The angels had their chance to be nuisances… now it was the demons’ turn.
“Halt!” Lucifer stopped our procession. “If you want to pass, you must prove your dedication to your bride.”
I stepped forward.
“Bring it on.”
“Not you, bride,” Lucifer snorted. “I’m talking to him.”
Aurelius blanched when the Hell ruler’s gaze bore into him.
“Put me down!” he hissed, no longer content with being carried in my arms.
For a brief moment I contemplated just leaving, but Aurelius would kill me if the big ceremony did not take place, so I resigned myself to this charade and put my huffy lover down.
The demon representatives unsubtly herded me behind them, separating me from Aurelius, who stood in front of the five demons proudly.
The shaking of his hands was almost imperceptible. It reminded me of when we were discussing the preparations and Aurelius said ‘I want to get a good grade in wedding, something that is both normal and achievable’. I suspected it was one of those Earth meme curiosities, but even if I didn’t know the context, the words still showed how nervous Aurelius was about this.
Lucifer, Beelzebub, Hellion, Azazel, Malachite.
“I will be gracious enough to let you pick who you want to start with,” Lucifer decided.
That may not be the mercy he wanted it to be, considering the nerves eating Aurelius up. His gaze scanned the crowd, jumping between the familiar figures.
“Azazel,” he said, picking the Archdemon who he had the least personal connection to and wasn’t afraid of disappointing.
“One of the traditions is to pay for the bride. I suppose livestock is more traditional, but I will take gold,” Azazel extended his palm imperiously.
There was a lot of gold on my lover. Trouble was, each shiny material, embellishment, or jewelry was picked to compliment Aurelius’s wedding outfit and I knew parting with any of it was unacceptable to my lover’s exacting vision. I prepared myself for trouble but had to blink in surprise as Aurelius remained calm and smugly reached into his sleeve, producing a pair of golden bangles.
He had backup jewelry. Of course.
Good God, I loved that ridiculous man.
Appeased by the golden offering, Azazel nodded. Beelzebub was chosen next.
“Let’s get it over with,” Aurelius muttered under his breath.
“As the groom, you must appreciate the bride’s friends and family. Go on then, pay me compliments.
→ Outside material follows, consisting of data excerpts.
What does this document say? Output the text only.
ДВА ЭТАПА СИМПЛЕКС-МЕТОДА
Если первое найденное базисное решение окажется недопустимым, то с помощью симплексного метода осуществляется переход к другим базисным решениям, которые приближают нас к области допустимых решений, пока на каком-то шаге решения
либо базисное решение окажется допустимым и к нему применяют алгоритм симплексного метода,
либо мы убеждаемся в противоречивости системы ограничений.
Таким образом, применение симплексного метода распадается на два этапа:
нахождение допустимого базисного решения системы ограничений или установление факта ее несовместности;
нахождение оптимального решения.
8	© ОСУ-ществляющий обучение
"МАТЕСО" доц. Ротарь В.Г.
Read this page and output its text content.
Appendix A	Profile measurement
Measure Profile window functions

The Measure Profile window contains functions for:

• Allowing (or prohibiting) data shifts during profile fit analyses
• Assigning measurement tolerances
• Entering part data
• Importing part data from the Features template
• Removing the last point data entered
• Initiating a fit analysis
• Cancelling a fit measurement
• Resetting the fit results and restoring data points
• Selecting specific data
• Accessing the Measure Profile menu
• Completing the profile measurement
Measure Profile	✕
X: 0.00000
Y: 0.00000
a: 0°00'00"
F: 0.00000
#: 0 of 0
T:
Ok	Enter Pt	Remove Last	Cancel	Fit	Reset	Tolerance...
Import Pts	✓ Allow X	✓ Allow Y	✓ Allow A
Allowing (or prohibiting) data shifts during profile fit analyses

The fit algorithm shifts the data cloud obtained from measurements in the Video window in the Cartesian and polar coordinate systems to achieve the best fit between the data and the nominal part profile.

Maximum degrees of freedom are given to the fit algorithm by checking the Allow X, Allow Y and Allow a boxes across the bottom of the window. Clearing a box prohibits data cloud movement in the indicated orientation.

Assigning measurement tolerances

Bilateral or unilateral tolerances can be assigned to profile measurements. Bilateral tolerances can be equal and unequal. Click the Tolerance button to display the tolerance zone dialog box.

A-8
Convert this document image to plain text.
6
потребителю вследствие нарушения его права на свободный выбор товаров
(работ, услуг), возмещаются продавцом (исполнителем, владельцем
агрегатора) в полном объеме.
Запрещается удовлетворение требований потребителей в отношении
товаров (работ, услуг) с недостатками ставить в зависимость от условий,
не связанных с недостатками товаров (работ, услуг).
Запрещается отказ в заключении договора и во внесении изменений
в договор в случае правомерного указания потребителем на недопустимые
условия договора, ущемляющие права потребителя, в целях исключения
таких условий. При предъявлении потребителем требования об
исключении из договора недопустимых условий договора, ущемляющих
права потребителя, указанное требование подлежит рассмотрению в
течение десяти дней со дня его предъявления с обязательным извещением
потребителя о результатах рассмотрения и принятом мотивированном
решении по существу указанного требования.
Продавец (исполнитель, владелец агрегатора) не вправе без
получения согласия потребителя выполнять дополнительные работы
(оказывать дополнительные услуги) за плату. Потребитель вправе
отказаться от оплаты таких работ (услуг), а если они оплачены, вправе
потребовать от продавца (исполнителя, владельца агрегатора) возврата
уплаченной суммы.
And if they are good enough I will let you pass.”
Beelzebub’s smugness was palpable.
“You are an exceptional individual with a unique array of skills,” Aurelius said with a wide, too wide, smile. “I just love how you don’t care how you come across. And your style? A bold choice. You are smarter than you look.”
Beelzebub soaked the insults thinly veiled as compliments like a sponge.
“Hmmm, I can see that you are trying and that’s admirable,” the Archdemon fired back. “I suppose I will accept your effort.”
With that exercise in passive-aggressiveness we moved onto the next target.
“I thought you would choose me first. This would be much funnier that way,” Hellion pouted. He produced a fake mustache from his pocket. “Wear this.”
The sparks from Aurelius’ eyes promised retribution as he snatched the prop from his friend’s (frenemy’s?) hand. I couldn’t help but huff a laugh at the sight of my lover with a hilarious, curled mustache. Fortunately, my indiscretion was covered by the reaction of the rest of the welcoming party and the gawkers; hoots of laughter were coming from all sides.
“Lucifer,” Aurelius said through gritted teeth, trying to hurry things along.
“We are here to judge your character, but to be honest, I don’t trust myself with that task. Thankfully, as we all know there is one foolproof way to discover if someone is good at heart,” Lucifer said dramatically, the crowd eating his impassioned speech up. “Bane! Come here!” A fluffy ball of white launched itself at Lucifer. “If you can convince Bane to like you, I will give you my seal of approval.”